CYPRUS is one of only three EU member states that has failed to see a fall or convergence in per capita greenhouse gas emissions (GHG) since 1990, an EU report on progress towards Kyoto objectives for 2020 said on Tuesday. The other two are Malta and Portugal.

The report is an annual offering to the European Parliament from the Commission based on data reported by member states.

According to latest estimates, EU greenhouse gas emissions in 2013 fell by 1.8 per cent overall compared to 2012 and reached the lowest levels since 1990.

During the period 1990-2012, the combined GDP of the EU grew by 45 per cent while total GHG emissions excluding aviation, decreased by 19 per cent.
“So not only is the EU well on track to reach the 2020 target, it is also well on track to overachieve it,” the Commission said.

Cyprus however is not. Per capita GHG output was up 0.1 per cent between 1990 and 2012, though Portugal and Malta fared worse, up 0.3 per cent and 1.3 per cent respectively.

“In all member states except Cyprus, Malta and Portugal, per capita emissions have been decreasing and converging since 1990,” the report said.

Cyprus was also way off track for meeting its 2020 targets. EU member states have committed to reducing average annual emissions by 20 per cent during the 2013-2020 period. Cyprus also aims to raise the penetration of renewable energy sources (RES) in the power grid and its goal is to generate 13 per cent of the gross final energy consumption from RES by 2020.

However, according to the Commission’s report, Cyprus came in last place out of all member states on reducing GHG emissions.
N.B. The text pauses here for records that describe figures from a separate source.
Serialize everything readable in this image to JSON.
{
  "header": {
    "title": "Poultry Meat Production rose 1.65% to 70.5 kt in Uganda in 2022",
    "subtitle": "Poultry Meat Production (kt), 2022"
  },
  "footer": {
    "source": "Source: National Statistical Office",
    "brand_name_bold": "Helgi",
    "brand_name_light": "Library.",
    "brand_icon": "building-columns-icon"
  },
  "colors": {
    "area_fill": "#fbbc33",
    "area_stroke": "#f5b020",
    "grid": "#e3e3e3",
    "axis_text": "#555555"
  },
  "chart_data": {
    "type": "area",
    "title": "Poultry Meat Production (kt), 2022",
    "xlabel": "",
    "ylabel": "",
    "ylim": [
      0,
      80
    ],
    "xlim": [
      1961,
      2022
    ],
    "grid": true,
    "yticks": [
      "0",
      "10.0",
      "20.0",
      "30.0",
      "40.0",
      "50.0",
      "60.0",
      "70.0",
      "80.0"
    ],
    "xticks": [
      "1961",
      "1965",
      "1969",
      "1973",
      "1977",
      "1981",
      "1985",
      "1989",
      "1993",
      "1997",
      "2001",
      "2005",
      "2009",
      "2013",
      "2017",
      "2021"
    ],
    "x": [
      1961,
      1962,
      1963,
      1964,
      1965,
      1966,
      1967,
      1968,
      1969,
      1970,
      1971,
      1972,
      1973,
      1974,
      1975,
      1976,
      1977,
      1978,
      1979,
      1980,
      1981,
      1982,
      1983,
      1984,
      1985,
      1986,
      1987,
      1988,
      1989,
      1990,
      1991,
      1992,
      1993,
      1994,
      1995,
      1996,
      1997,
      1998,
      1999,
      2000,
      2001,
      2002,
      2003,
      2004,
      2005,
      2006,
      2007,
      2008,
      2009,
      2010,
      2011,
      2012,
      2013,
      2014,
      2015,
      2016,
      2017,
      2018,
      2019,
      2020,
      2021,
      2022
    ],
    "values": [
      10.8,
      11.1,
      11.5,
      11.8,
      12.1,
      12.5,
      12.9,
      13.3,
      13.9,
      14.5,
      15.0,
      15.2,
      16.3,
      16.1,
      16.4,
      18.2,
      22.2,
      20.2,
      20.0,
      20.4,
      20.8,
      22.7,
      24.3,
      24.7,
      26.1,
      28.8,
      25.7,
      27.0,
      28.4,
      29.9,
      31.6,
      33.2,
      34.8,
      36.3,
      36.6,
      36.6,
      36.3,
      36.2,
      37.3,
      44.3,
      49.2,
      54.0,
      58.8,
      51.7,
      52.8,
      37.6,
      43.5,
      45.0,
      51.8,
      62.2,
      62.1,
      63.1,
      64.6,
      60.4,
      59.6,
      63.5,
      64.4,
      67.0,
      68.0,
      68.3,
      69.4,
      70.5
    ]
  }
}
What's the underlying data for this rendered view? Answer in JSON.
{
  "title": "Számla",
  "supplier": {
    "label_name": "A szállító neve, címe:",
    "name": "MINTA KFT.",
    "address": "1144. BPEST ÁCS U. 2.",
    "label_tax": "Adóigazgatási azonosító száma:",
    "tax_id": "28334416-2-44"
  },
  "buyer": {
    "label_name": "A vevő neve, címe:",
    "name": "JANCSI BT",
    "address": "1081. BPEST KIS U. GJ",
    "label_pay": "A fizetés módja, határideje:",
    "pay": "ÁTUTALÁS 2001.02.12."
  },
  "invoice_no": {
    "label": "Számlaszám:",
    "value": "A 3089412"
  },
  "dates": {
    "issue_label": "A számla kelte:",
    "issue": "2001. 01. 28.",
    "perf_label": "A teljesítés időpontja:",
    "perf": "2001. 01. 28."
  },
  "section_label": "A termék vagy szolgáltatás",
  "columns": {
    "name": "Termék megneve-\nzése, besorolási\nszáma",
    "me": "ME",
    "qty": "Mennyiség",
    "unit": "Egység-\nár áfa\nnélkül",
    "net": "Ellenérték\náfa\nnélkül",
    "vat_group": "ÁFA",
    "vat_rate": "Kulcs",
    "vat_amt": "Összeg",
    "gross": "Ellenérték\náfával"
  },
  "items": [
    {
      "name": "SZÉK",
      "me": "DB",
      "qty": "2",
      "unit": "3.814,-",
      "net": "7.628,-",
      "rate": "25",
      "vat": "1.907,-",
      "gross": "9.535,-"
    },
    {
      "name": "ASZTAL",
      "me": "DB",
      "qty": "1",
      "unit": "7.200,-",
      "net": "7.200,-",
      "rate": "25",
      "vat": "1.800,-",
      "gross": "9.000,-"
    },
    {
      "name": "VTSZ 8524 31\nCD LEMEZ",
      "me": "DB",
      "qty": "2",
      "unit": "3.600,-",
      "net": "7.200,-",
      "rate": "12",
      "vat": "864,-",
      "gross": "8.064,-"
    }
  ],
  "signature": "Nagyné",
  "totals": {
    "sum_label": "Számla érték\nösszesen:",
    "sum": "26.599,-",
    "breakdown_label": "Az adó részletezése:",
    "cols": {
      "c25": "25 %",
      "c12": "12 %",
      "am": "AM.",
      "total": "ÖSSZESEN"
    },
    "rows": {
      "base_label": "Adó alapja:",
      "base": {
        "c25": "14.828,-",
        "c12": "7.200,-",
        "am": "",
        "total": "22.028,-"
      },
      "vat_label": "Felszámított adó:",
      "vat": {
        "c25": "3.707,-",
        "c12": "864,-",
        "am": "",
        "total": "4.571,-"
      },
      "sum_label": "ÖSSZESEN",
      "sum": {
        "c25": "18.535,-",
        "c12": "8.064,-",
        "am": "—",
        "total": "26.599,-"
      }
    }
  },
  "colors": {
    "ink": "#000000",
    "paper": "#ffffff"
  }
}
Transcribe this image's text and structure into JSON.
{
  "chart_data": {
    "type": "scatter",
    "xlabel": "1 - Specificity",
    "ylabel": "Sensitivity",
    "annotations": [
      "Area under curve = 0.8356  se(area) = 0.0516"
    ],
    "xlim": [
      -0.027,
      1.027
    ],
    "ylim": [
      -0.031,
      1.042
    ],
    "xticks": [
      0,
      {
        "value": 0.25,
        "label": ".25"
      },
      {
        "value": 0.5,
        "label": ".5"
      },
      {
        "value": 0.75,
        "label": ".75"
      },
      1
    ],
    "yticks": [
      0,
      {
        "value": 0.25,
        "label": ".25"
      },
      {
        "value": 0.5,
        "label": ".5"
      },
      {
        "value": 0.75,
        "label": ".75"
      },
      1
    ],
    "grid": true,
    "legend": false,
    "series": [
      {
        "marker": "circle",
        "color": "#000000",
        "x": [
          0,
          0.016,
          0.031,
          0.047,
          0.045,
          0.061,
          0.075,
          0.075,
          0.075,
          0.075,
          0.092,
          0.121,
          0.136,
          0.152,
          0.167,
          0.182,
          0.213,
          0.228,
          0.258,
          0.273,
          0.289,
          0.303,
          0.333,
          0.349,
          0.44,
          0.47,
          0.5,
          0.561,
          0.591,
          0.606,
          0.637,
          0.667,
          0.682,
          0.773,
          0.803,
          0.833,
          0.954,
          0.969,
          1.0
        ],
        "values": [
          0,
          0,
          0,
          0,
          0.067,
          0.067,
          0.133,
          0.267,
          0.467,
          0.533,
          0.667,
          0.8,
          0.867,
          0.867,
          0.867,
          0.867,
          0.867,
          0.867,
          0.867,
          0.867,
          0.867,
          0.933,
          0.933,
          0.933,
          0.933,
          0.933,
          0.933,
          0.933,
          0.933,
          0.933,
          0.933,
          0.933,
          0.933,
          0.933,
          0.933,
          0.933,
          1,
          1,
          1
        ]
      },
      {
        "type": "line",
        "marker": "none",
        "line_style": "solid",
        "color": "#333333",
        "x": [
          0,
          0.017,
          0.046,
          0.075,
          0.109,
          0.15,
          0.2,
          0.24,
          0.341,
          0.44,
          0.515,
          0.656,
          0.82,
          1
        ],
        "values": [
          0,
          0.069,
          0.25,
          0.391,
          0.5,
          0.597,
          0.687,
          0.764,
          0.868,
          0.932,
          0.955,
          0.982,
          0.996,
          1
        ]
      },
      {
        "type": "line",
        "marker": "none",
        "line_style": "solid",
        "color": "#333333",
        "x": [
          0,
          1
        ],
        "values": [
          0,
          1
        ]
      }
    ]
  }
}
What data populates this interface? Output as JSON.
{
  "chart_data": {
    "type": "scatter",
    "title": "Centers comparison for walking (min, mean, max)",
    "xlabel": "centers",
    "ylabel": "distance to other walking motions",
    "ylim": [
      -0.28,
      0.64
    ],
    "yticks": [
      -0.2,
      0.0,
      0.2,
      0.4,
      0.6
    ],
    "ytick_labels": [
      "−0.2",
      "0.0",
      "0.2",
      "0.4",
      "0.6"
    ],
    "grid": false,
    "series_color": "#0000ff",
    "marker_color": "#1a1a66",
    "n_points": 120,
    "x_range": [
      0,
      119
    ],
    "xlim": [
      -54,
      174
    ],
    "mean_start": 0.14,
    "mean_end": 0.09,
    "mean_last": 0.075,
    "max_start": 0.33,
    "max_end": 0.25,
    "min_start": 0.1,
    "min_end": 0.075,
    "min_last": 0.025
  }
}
The gap between 2020 projections and 2020 targets for the island came in as a shortfall of 45 per cent.

Cyprus also came in second to last place – after Hungary – when it came to the gap between 2013 emissions and 2013 targets, with a 15 per cent shortfall.

EU Climate Action Commissioner Connie Hedegaard said of the report’s overall results: “Delivering on 2020 climate goals shows that Europe is ready to step up its act. And better, still: it shows that the EU is delivering substantial cuts. The policies work.”

She said EU leaders last week decided to continue their ambitious plan to reach cuts of at least 40 per cent by 2030. “This will require significant investments,” she said.

The progress report for the first time provided data on the use of fiscal revenues from auctioning allowances in the EU Emission Trading System (ETS). The new source of revenues for member states amounted to €3.6 billion in 2013. From this, around €3 billion will be used for climate and energy related purposes, the report said.